The new unit has been named ROB 1 (Riverside Outside Broadcast) and features a 32-channel Roland M-300 V-Mixer with a 48-track Roland R-1000 recorder, JVC KM-H3000 vision switcher and Trilogy Communications Messenger matrix-based intercom, all on an internal infrastructure installed by AB Cable and Wiring of Andover.
On the first morning of IBC O’Regan says representatives from different Irish broadcasters came to look at the vehicle: “Each saw different uses for it but they also take what we set out to do. Now it makes sense why we built this and why it is as it is, as opposed to being just a scanner or just a satellite van.”
ROB 1’s first outing was on The Hit, a talent competition for unknown songwriters shown by Irish public TV broadcaster RTE One for six weeks from the end of July. Broadcast from the O2 in Dublin, each show featured six aspiring writers pitching songs to established singing stars. O’Regan says the production involved 28-channels of audio to allow the two presenters and two performers to move between the six songwriting “pods”. Everything was multitracked and so available for any later post-production.
Even more demanding was continuous live coverage of the Fleadh Cheoil, the annual festival of Irish traditional music held in the Northern Ireland city of Derry during mid-August. O’Regan says the event has never been shown live before, so internet broadcast service Fleadh Live decided to put out 18 hours of streamed transmissions, with Riverside TV providing facilities. Irish language broadcaster TG4 also took feeds for its own simulcast broadcasts.

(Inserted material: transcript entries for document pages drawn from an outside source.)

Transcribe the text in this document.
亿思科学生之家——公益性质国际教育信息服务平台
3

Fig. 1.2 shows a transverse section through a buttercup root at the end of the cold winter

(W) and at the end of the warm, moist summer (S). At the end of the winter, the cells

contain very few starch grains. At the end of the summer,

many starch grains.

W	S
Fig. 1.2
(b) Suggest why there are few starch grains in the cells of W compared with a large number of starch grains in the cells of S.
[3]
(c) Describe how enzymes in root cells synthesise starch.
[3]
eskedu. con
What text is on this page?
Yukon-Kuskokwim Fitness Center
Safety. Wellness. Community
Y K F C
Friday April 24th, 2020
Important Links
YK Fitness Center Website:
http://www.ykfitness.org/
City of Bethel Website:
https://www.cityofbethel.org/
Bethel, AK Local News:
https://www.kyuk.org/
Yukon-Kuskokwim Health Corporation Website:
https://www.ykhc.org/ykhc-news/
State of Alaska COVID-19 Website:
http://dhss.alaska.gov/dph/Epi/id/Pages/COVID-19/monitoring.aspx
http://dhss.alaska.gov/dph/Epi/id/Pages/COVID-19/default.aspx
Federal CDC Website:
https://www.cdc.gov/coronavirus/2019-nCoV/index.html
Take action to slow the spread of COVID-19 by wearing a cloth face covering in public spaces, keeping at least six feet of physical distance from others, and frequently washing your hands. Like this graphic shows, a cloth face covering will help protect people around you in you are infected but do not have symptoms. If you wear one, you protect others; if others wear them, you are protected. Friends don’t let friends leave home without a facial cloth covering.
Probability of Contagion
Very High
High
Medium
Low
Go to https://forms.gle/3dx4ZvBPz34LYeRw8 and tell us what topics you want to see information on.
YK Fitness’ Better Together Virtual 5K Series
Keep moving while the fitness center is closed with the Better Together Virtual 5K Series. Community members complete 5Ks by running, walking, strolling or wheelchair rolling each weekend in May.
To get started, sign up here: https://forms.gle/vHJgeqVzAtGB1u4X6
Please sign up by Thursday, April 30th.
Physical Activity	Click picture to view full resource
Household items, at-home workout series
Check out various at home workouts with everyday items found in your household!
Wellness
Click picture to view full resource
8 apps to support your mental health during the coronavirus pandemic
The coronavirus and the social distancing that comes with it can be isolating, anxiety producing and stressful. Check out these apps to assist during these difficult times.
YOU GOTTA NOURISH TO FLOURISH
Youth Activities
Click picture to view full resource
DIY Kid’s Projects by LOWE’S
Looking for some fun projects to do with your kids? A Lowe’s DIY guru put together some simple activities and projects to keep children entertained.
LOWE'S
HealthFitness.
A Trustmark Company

Audio desks at each of the main performance areas were used to prepare a broadcast mix, which was fed back to ROB 1. All signals, which also included feeds from EFP crews with boom and stick microphones, were mixed for final transmission on the Roland M-300. O’Regan says the audio area is his “favourite seat in the whole truck”, partly because it has been designed to be almost self-contained despite being close to the other operational positions.
Small Genelec 8020C monitors help create an invisible barrier between the neighbouring graphics position but, says O’Regan, sound supervisor Derek Recks not only has enough room to work but also has a clear view of the main vision displays at the front of the van, so he knows what is happening all the time.
O’Regan says the Trilogy Messenger system played a key part in the Fleadh production, connecting the different crews round Derry to the OB van. He explains that the Messenger handles all the intercom and radio communications for ROB 1, which is important to any broadcaster but particularly to an operation like Riverside TV that works mainly in EFP. “When we’re in the field we need to have confidence that our technology is not going to let us down,” he observes.
ROB 1 is now moving on to sport, covering a hurling match this month. And it may not be the lone unit in Riverside TV’s offering for long, as O’Regan reveals that plans for ROB 2 are already being drawn up.